Licitação – Do ponto de vista pragmático a defesa das MPEs não poderia ser decidida na forma de um decreto?
Rogério Santanna -Um decreto não pode resolver problemas que não estão previstos na Legislação. Decreto regulamenta coisas que estão previstas. O que nós vamos fazer, enquanto a legislação não muda é, dentro de limites, estender a utilização dos mecanismos de compras eletrônicas e simplificar o processo para a participação dentro dos marcos legais que já existem.
Licitação – Mas a modalidade Pregão foi instituída por meio de um decreto. Não se pensa em fazer isso em relação à situação de pequenas empresas?
Rogério Santanna – O pregão foi instituído por meio de uma medida provisória, que depois foi aprovada e virou lei na forma de uma modalidade nova de compras públicas.Não pretendemos fazer correções assim pontuais. Trabalhamos sempre com a perspectiva de agir no âmbito da infranorma, encaminhar as mudanças que tenham mais fôlego.
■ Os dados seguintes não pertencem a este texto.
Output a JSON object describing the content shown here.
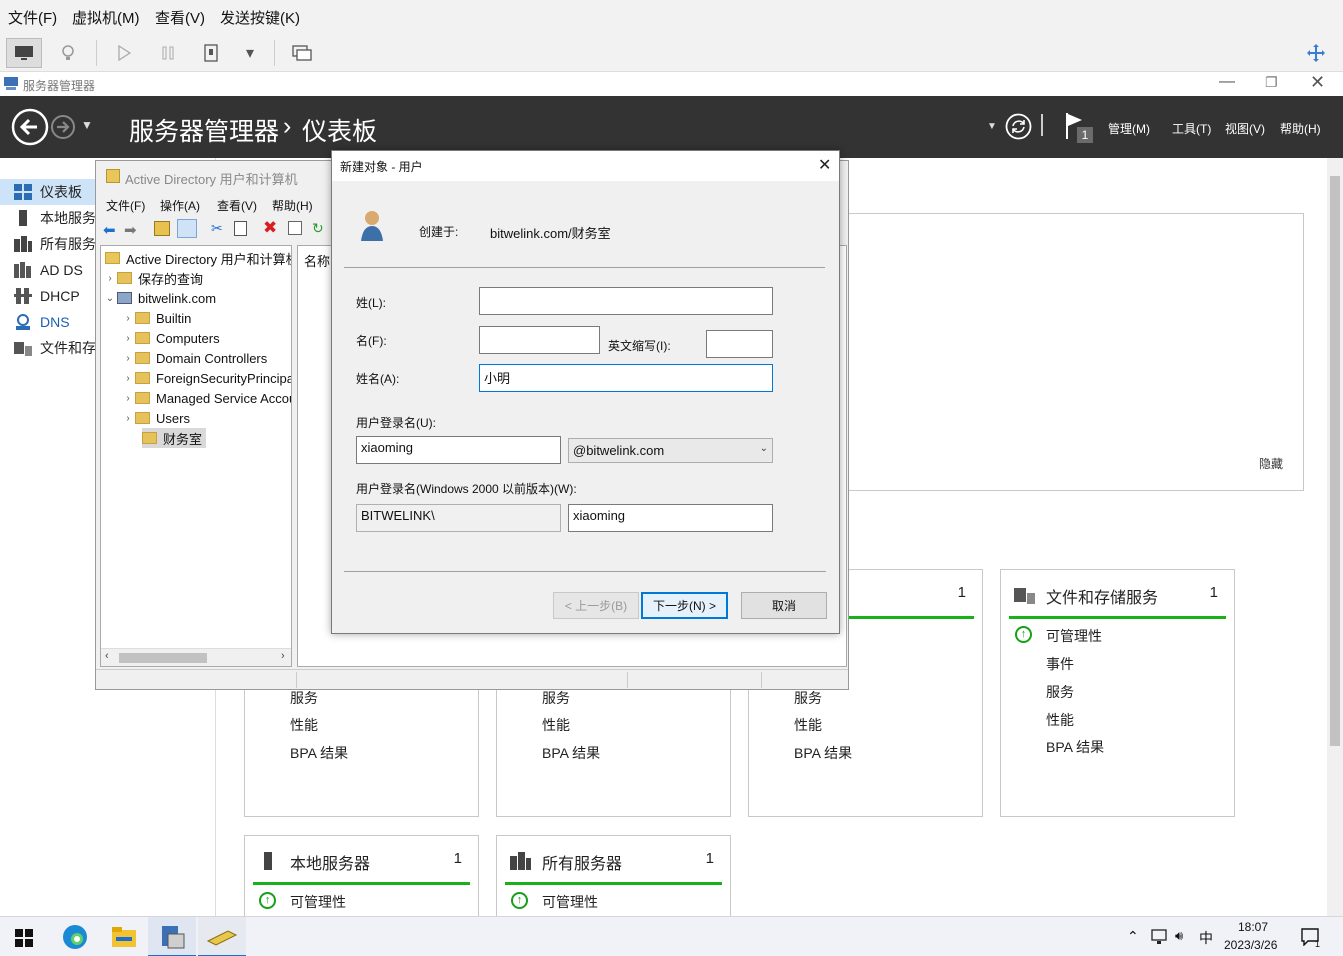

Licitação – Existe alguma visão de quando uma agenda efetiva será implementada no que tange as várias estratégias da Secretaria?
Rogério Santanna – Acredito que ao longo desse ano nós vamos ter uma série de passos mais decisivos. No segundo semestre de 2004 esperamos, por exemplo, ter pelo menos uma proposta formalizada para a discussão interna ao governo.